RESTRICTIONS ON STOCK TRANSFERABILITY. The Committee or the Board, as
the case may be, may impose such restrictions on any shares of Stock
acquired pursuant to the exercise of an Option under the Plan as it
may deem advisable, including, without limitation, restrictions under
applicable provincial securities law, under applicable U.S. federal
securities law, under requirements of any stock exchange upon which
such shares of Stock are then listed and under any U.S. blue sky or
state securities laws applicable to such shares.
TERMINATION DUE TO RETIREMENT. The Option Agreement may provide that
if the employment of the Optionee is terminated due to the Retirement
(as hereinafter defined) of the Optionee, or if the directorship of
the Optionee expires, any then outstanding options under the Plan may
be exercised at any time prior to the earlier of the expiration date
of the Options or twelve (12) months after the date of retirement.
For purposes of the Plan, Retirement shall mean any termination of
employment with the Company occurring after the completion of ten (10)
years of service with the Company and the attainment of age sixty (60)
by the Optionee.
TERMINATION DUE TO DEATH OR DISABILITY. The Option Agreement may
provide that the rights of an Optionee under any then outstanding
Option granted to the Optionee pursuant to the Plan if the employment
or directorship of the Optionee is terminated by reason of death or
Disability shall survive for up to the earlier of the expiration date
of the Options or one year after such death or Disability.
TERMINATION OF EMPLOYMENT FOR CAUSE. Anything contained herein to the
contrary notwithstanding, if the termination of an Optionee's
employment with the Company or a Subsidiary is as a result of or
caused by the Optionee's theft or embezzlement from the Company or a
Subsidiary, the violation of a material term or condition of his or
her employment, the disclosure by the Optionee of confidential
information of the Company or a Subsidiary, conviction of the Optionee
of a crime of moral turpitude, the Optionee's stealing trade secrets
or intellectual property owned by the Company or a Subsidiary, any act
by the Optionee in competition with the Company or a Subsidiary, or
any other act, activity or conduct of the Optionee which in the
opinion of the Committee is adverse to the best interests of the
Company or a Subsidiary, then any Options and any and all rights
granted to such Optionee thereunder, to the extent not yet effectively
exercised, shall become null and void effective as of the date of the
occurrence the event which results in the Optionee ceasing to be an
employee or director of the Company or a Subsidiary, and any purported
exercise of an Option by or on behalf of said Optionee shall following
such date shall be of no effect.
INVOLUNTARY TERMINATION OF EMPLOYMENT. Options granted under the Plan
after the Effective Date of this Amended and Restated Plan may be
exercised at any time prior to the earlier of the expiration date of
the Options or within thirty (30) days after the involuntary
termination of employment (as hereinafter defined) of the Optionee
with the Company, but the options may not be exercised for more than
the number of shares, if any, as to which the options were exercisable
by the Optionee immediately prior to such termination of employment,
as determined by reference to the terms and conditions specified at
the time such options were granted.
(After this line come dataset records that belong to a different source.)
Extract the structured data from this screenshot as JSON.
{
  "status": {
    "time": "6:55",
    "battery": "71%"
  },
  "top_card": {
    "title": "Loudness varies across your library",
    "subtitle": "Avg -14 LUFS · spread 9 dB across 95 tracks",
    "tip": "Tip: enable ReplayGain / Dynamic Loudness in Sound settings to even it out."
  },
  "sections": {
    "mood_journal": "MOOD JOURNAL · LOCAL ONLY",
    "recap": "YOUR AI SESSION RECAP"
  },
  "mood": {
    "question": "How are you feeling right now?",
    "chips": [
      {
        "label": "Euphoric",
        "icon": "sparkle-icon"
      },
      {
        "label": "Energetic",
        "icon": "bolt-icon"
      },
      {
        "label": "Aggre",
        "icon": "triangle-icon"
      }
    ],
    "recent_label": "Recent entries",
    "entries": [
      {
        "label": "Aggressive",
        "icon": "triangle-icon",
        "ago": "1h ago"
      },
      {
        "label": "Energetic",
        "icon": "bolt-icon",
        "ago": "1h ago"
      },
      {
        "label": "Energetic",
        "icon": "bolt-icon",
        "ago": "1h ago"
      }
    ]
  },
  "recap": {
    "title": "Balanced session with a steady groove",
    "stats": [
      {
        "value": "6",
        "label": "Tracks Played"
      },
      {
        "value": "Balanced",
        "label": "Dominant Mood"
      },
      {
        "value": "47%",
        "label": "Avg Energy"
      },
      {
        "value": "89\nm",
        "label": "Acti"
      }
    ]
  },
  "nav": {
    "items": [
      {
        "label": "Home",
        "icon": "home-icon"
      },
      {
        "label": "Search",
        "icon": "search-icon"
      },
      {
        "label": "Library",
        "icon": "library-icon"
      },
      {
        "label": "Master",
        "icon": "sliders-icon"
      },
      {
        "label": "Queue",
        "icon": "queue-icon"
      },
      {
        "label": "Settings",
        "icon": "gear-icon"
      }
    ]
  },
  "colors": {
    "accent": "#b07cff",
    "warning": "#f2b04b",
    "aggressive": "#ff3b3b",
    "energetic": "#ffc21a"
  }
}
For purposes of the Plan,
involuntary termination of employment shall mean any termination of an
Optionee's employment with the Company by reason of the discharge,
firing or other involuntary termination of an Optionee's employment by
action of the Company other than an involuntary termination for cause
as described in the paragraph above.
VOLUNTARY TERMINATION OF EMPLOYMENT. Options granted under the Plan
after the Effective Date of this Amended and Restated Plan may be
exercised at any time prior to the earlier of the expiration date of
the Options or within ninety (90) days after the voluntary termination
of employment (as hereinafter defined) of the Optionee with the
Company, but the options may not be exercised for more than the number
of shares, if any, as to which the options were exercisable by the
Optionee immediately prior to such termination of employment, as
determined by reference to the terms and conditions specified at the
time such options were granted. For purposes of the Plan "Voluntary
Termination of Employment" shall mean any voluntary termination of
employment with the Company by reason of the Optionee's quitting or
otherwise voluntarily leaving the Company's employ other than a
voluntary termination of employment by reason of Retirement or
voluntary termination of employment constituting a termination for
cause as described above.
TRANSFERABILITY AND EXERCISABILITY OF OPTIONS. Neither the whole nor
any part of any incentive option shall be transferable by the Optionee
or by operation of law during such Optionee's lifetime. An incentive
option may be exercised during the lifetime of the Optionee only by
the Optionee. At such Optionee's death an Option or any part thereof
shall only be transferable by such Optionee's will or by the laws of
descent and distribution. Any incentive option, and any and all
rights granted to an Optionee thereunder, to the extent not
theretofore effectively exercised, shall automatically terminate and
expire upon any sale, transfer or hypothecation, or any attempted
sale, transfer or hypothecation of such Option or rights, or upon the
bankruptcy or insolvency of the Optionee. Any nonstatutory option
granted hereunder may be transferred to the extent provided by the
Committee in the nonstatutory option agreement or duly executed
amended nonstatutory option agreement.
SECTION 8. STOCK APPRECIATION RIGHTS
STOCK APPRECIATION RIGHTS. The Committee or the Board, as the case
may be, may, in its discretion, in connection with the grant of an
Option, grant to the Optionee Stock Appreciation Rights, the terms and
conditions of which shall be set forth in an agreement. A Stock
Appreciation Right shall cover the same shares of Stock covered by the
Option (or such lesser number of shares of Stock as the Committee or
the Board may determine) and shall, except as provided in this
Section 8, be subject to the same terms and conditions as the related
Option. Stock Appreciation Rights shall be subject to the following
terms and provisions:
a) A Stock Appreciation Right may be granted either at the time of
grant, or at any time thereafter during the term of the Option if
related to a nonstatutory stock option; or only at the time of
grant if related to an incentive stock option.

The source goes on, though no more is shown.